China lacks an enclosed sea, a Mediterranean or a Baltic, in which seamen
might have safely practiced the arts of salt-water sailing. The East China Sea is
temperate and was generally kind to sailing ships, except perhaps during typhoon
season, but the Taiwan Strait is known to be one of the most dangerous stretches
of water in the world. The island of Taiwan, slow to become part of mainstream
Chinese culture, has a long coastline, but the coast is characterized by treacherous
shoals and has few safe anchorages.
The pattern of winds and currents discouraged Chinese navigators from
venturing very far eastward out into the Pacific. Like other mariners operating
under sail, the Chinese at once feared the wind and dreaded the lack of
it. Typhoons raged from June to November. But one sailor recalled being
‘‘becalmed in the ocean for seventeen days and the ship did not move a foot or
an inch; the water was smooth as a mirror.’’
Nearby landmasses do not shelter the China seas from the open Pacific.

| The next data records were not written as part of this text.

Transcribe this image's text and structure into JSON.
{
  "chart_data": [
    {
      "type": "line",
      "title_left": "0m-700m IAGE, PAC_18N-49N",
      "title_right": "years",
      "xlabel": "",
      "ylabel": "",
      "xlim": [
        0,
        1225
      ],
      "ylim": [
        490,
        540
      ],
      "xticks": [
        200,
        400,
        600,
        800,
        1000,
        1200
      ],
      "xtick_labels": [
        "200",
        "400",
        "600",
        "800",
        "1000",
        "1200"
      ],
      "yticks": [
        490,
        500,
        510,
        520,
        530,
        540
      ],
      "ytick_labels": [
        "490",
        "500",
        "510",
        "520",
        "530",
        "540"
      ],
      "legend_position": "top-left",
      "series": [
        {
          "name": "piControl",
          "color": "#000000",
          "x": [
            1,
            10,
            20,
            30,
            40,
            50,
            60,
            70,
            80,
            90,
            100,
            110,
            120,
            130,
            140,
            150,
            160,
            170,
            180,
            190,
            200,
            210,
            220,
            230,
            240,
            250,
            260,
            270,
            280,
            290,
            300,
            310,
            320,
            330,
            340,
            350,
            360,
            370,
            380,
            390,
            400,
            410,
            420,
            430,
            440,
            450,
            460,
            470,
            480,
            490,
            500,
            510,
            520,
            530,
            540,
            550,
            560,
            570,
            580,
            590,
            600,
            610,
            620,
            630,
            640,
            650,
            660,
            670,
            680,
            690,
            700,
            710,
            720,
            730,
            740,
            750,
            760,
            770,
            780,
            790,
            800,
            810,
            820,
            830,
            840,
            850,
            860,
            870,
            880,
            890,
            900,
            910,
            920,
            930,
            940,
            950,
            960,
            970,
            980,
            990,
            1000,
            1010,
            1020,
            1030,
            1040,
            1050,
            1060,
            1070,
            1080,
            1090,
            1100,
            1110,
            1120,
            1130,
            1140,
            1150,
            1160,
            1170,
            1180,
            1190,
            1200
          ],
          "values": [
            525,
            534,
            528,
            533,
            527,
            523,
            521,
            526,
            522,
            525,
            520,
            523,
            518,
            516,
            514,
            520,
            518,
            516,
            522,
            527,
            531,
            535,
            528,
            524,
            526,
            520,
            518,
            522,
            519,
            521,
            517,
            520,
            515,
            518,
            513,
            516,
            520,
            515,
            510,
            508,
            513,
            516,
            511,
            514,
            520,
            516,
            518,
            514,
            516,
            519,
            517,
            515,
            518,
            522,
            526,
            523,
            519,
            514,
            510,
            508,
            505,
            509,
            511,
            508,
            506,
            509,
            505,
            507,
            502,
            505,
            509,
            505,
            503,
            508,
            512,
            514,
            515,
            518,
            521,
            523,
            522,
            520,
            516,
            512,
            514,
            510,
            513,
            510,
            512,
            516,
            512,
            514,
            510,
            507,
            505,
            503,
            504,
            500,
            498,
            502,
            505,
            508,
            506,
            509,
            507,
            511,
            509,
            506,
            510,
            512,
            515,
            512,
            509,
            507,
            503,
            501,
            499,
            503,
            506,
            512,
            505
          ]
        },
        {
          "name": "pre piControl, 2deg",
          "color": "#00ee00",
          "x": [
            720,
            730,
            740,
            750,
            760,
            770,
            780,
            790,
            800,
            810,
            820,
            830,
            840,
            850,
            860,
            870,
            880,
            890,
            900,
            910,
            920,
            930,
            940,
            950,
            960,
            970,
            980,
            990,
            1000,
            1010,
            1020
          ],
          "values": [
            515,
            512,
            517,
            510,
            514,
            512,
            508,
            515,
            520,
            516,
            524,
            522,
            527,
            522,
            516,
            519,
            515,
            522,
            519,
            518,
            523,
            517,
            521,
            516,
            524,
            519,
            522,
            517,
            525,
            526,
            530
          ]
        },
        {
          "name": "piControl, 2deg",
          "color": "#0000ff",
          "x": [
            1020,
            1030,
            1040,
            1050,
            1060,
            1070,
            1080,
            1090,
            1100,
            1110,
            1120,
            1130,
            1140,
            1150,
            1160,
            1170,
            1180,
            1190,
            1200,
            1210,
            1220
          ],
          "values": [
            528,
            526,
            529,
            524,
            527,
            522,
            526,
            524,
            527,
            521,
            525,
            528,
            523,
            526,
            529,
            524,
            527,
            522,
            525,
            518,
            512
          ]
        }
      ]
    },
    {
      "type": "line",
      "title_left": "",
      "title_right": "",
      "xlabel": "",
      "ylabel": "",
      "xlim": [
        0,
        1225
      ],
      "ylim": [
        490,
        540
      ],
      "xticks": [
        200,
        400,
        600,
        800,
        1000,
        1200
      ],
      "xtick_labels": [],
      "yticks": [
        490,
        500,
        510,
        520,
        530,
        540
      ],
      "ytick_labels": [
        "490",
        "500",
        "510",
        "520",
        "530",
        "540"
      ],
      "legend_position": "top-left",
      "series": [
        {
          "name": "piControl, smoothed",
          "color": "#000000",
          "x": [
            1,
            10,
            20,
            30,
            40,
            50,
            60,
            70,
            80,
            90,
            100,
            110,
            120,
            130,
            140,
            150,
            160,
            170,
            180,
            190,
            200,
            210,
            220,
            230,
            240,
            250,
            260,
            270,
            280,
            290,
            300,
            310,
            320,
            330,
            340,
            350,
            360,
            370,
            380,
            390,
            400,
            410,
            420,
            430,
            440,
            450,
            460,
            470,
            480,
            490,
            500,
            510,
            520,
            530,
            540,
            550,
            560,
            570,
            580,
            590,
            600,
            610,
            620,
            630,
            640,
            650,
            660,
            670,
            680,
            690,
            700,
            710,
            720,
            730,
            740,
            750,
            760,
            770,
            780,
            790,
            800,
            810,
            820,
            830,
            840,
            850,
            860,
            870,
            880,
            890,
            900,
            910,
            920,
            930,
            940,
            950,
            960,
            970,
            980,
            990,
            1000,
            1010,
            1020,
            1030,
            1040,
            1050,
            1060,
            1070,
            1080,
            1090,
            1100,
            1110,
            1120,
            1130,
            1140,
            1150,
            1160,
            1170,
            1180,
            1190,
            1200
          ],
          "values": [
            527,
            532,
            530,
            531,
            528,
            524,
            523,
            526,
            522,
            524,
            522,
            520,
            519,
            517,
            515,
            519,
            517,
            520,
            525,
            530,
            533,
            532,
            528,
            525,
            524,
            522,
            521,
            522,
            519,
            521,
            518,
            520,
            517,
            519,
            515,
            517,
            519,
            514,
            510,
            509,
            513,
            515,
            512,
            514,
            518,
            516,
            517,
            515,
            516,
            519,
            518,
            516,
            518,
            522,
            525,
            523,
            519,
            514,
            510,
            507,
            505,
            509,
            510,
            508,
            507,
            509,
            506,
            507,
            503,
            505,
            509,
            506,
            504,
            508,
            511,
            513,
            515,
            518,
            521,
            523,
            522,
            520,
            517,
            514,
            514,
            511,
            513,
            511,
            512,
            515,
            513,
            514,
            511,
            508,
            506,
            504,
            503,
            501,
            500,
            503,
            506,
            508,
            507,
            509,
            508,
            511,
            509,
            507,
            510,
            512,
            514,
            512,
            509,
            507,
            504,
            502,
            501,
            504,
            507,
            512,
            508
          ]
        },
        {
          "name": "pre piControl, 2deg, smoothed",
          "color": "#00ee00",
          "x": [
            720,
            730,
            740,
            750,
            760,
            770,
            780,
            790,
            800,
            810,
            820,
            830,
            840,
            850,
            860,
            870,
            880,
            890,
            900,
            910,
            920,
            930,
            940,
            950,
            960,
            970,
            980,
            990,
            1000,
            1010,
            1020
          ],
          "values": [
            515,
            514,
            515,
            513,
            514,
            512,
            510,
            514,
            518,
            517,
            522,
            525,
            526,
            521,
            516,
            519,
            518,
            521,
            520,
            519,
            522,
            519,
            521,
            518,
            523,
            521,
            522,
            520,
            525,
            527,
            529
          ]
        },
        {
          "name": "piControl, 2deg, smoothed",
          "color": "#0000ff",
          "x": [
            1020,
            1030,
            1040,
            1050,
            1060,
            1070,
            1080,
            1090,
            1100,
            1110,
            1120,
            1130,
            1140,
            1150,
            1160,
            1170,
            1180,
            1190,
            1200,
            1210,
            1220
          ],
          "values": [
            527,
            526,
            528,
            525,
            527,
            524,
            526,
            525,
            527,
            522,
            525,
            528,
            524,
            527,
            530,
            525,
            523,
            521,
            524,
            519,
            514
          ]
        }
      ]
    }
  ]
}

China’s oceanic neighbors, like Japan or the Philippines, are archipelagic. China
also lacked nearby overseas trading partners. The nearest Japanese ports were
more than five hundred miles away; Luzon was equally remote and, like nearby
Taiwan, remained undeveloped.
The peasant farmer spearheaded Chinese expansion. He looked for new lands
to cultivate in China’s slow, steady southward march into the Yangzi valley and
beyond. The push of nomad pressure on the northern and northwestern frontiers
and the pull of opportunity offered by the fertile, amply watered, undeveloped,
and underpopulated lands of the south combined, motivating the farmer to
move in that direction.
The incorporation of southern territories expanded the range of crops for the
Chinese farmer. Rice, demanding much water, could supplement the millet and
wheat of the north China plains. Silk, reliant upon mulberry leaf to feed the
silkworm; tea, grown on sunny hillsides; and porcelain, fired from the rich clays
of the south, furnished valuable products for home consumption as well as for
export.
Moreover, north China produced no export goods like tea, silk, or porcelain,
those luxuries that would come to be so identified with China and so coveted
by foreigners. These would be primarily of south Chinese origin and
would become important as the south became an integral part of the Chinese
world.
An enlarged China enjoyed a variety oftopography, climates, and soils that
made possible a wide range of products and relative economic self-sufficiency.